Eist wished that they could bring their dragons with them, but considering none of them had developed enough to fly to the Grand Palace directly but were too big to fit under the banquet tables without a fuss, it was better for them to stay behind.
It wasn’t like they would be alone. They had her grandfather and all the other dragons, and Ale’a, but still…Fior and Eist hadn’t really been apart ever since he had been taken. It was hard not to worry that the absolute worst would happen if he wasn’t in her line of sight.
They were rela
tively quiet as they trundled through the city. While the lower quarters were the same as ever, the closer they drew to the Grand Palace, the more decorations they began to spot. It wasn’t until they reached the point where flags and streamers were common that Ain spoke.
“I haven’t celebrated a nameday since I was thirteen winters,” he muttered. “It seems like a terrible waste of time.”
“I haven’t celebrated s-since before I met you,” Athar agreed.
“Not since my parents were killed,” Eist added, grateful that all of them seemed to be equally uncomfortable and unfamiliar with such an event. Besides, even if any of them were regular celebrators of such things, she doubted very much that their namedays would be handled anything near how the son of the Lord of the House’s would be.

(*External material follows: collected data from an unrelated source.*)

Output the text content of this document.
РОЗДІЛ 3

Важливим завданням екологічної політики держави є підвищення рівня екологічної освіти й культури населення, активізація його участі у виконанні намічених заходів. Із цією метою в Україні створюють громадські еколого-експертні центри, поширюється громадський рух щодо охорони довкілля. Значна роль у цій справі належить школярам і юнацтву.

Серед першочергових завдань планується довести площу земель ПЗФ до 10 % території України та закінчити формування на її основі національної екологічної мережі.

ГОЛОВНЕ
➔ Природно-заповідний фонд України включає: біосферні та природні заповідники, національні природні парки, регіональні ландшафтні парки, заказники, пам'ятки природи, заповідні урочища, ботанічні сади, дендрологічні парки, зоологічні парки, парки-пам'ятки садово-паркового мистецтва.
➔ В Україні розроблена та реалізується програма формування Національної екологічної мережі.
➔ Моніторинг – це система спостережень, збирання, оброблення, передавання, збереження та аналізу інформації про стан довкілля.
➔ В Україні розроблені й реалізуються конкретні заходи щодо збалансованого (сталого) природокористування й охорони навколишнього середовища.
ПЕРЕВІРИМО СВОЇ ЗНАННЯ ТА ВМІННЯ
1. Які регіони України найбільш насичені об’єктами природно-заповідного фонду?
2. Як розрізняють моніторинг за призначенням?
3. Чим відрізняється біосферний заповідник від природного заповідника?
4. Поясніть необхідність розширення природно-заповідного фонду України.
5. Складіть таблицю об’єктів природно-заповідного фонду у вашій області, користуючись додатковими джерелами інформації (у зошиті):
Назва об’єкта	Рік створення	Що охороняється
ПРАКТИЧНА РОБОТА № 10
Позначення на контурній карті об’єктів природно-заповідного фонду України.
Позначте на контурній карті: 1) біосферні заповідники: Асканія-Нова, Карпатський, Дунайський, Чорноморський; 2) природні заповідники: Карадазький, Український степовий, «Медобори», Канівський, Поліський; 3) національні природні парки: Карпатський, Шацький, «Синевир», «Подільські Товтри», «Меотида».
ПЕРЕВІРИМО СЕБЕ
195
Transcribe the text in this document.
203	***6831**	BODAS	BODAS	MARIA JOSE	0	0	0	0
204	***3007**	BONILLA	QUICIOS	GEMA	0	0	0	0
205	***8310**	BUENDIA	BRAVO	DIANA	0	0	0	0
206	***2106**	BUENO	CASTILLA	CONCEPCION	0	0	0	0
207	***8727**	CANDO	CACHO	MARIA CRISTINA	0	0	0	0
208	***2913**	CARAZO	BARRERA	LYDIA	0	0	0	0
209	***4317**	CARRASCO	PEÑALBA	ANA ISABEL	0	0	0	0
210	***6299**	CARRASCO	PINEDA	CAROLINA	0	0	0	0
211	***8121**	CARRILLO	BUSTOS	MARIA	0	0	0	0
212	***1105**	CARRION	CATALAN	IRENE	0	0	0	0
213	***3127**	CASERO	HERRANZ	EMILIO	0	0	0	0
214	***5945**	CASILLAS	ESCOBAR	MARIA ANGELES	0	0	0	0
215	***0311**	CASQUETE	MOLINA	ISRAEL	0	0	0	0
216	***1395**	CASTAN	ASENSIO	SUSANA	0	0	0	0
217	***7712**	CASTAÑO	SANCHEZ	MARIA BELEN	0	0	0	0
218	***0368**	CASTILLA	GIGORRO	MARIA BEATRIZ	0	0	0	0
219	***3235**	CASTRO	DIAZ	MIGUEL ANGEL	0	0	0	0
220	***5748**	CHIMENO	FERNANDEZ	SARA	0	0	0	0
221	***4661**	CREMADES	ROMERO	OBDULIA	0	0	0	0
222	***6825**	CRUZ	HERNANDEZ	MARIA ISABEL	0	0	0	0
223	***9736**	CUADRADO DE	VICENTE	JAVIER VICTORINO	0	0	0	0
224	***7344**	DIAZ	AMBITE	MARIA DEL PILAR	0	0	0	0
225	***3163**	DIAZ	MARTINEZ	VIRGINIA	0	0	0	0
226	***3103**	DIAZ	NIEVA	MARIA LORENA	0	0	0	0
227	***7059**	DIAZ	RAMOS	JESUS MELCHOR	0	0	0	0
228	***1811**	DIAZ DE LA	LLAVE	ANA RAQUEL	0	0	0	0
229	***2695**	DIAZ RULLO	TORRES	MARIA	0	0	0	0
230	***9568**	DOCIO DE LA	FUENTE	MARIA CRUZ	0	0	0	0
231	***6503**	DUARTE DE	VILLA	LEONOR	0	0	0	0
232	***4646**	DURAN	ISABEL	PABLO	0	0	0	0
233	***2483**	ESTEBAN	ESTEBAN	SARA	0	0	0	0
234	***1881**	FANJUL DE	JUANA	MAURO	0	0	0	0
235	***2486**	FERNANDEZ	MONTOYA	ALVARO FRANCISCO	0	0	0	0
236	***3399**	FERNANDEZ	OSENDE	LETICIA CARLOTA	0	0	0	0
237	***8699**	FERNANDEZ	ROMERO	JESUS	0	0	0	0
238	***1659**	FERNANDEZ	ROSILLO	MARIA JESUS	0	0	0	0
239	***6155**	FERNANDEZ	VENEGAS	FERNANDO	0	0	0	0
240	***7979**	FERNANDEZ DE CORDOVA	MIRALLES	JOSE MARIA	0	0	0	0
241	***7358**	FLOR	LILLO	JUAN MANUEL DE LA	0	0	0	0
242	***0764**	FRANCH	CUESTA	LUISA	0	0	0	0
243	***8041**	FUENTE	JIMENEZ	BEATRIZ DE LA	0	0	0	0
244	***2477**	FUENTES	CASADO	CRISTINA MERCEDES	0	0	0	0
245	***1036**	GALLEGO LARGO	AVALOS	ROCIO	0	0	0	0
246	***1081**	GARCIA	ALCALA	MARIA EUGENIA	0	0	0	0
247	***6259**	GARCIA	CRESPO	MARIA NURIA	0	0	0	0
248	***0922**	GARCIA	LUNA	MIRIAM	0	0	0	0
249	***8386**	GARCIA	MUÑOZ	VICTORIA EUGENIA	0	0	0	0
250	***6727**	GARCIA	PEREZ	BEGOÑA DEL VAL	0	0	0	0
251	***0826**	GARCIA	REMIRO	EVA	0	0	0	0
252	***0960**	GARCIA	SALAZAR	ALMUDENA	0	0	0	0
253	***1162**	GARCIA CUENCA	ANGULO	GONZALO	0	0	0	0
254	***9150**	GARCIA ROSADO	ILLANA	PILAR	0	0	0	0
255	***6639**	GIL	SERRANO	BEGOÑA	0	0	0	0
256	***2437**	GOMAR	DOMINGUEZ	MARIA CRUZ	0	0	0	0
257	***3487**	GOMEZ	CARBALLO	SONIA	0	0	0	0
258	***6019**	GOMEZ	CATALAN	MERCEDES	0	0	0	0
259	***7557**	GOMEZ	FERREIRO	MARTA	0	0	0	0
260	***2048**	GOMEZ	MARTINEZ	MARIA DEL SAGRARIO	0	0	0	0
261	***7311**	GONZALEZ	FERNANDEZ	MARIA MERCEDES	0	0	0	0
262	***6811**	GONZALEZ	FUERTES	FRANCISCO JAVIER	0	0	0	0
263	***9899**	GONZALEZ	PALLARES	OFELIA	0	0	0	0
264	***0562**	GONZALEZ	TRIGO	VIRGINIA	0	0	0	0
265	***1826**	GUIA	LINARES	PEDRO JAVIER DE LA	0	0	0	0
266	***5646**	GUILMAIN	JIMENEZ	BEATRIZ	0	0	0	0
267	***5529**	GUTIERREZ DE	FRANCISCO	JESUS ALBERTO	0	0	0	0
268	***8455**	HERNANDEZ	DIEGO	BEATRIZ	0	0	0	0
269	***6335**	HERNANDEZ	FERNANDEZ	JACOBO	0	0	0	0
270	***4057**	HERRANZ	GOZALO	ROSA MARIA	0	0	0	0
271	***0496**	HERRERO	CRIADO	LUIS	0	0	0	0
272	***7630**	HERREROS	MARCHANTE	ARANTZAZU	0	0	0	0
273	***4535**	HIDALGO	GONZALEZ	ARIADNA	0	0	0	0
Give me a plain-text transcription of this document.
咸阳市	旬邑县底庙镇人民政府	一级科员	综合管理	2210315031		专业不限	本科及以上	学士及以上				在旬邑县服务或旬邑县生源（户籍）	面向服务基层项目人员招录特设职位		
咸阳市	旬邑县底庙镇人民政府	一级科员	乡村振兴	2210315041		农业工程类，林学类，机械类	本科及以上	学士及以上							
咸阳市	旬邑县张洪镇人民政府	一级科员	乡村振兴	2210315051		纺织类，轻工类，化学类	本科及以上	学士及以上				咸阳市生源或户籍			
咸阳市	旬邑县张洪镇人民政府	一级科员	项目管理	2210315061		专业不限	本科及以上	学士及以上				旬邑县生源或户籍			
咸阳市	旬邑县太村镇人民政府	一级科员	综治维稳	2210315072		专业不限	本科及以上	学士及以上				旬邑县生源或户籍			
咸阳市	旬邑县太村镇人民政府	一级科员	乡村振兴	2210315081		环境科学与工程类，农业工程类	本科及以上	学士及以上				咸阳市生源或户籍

“I don’t even know when my nameday is.”
Eist looked to Dille, surprised. “You never told me that before.”
She shrugged. “It never seemed relevant.”
“Did you ever pick a day?” Ain asked much more smoothly from across the carriage.
She nodded. “The first day of my memory. Before that, there’s just flashes, ideas. But I do remember smelling something good and wandering up to a firepit where several fisher-folk were cooking their dinner. They shared with me, kept my belly full, and let me stay with them until their next outing a few days later. I always considered that my first day of being me.”
“So if you don’t know when you were born, how do you know how old you are?”
She shrugged again. It was a habit they all were picking up, and Eist couldn’t rightly say who had started it after three years of being together. “I just know.”
Eist wanted to press her further, something gnawing in the back of her mind that there was more to the story, but then the carriage was slowing to a stop and they had finally arrived.
Ain stepped out like it was no problem, offering his arm to help Dille gracefully step onto the ground. Athar left next, giving Eist enough room to exit, but as she stood in the doorway of the carriage, she realized that the step down to the stool was quite a ways for her short little legs and she worried about damaging the dress.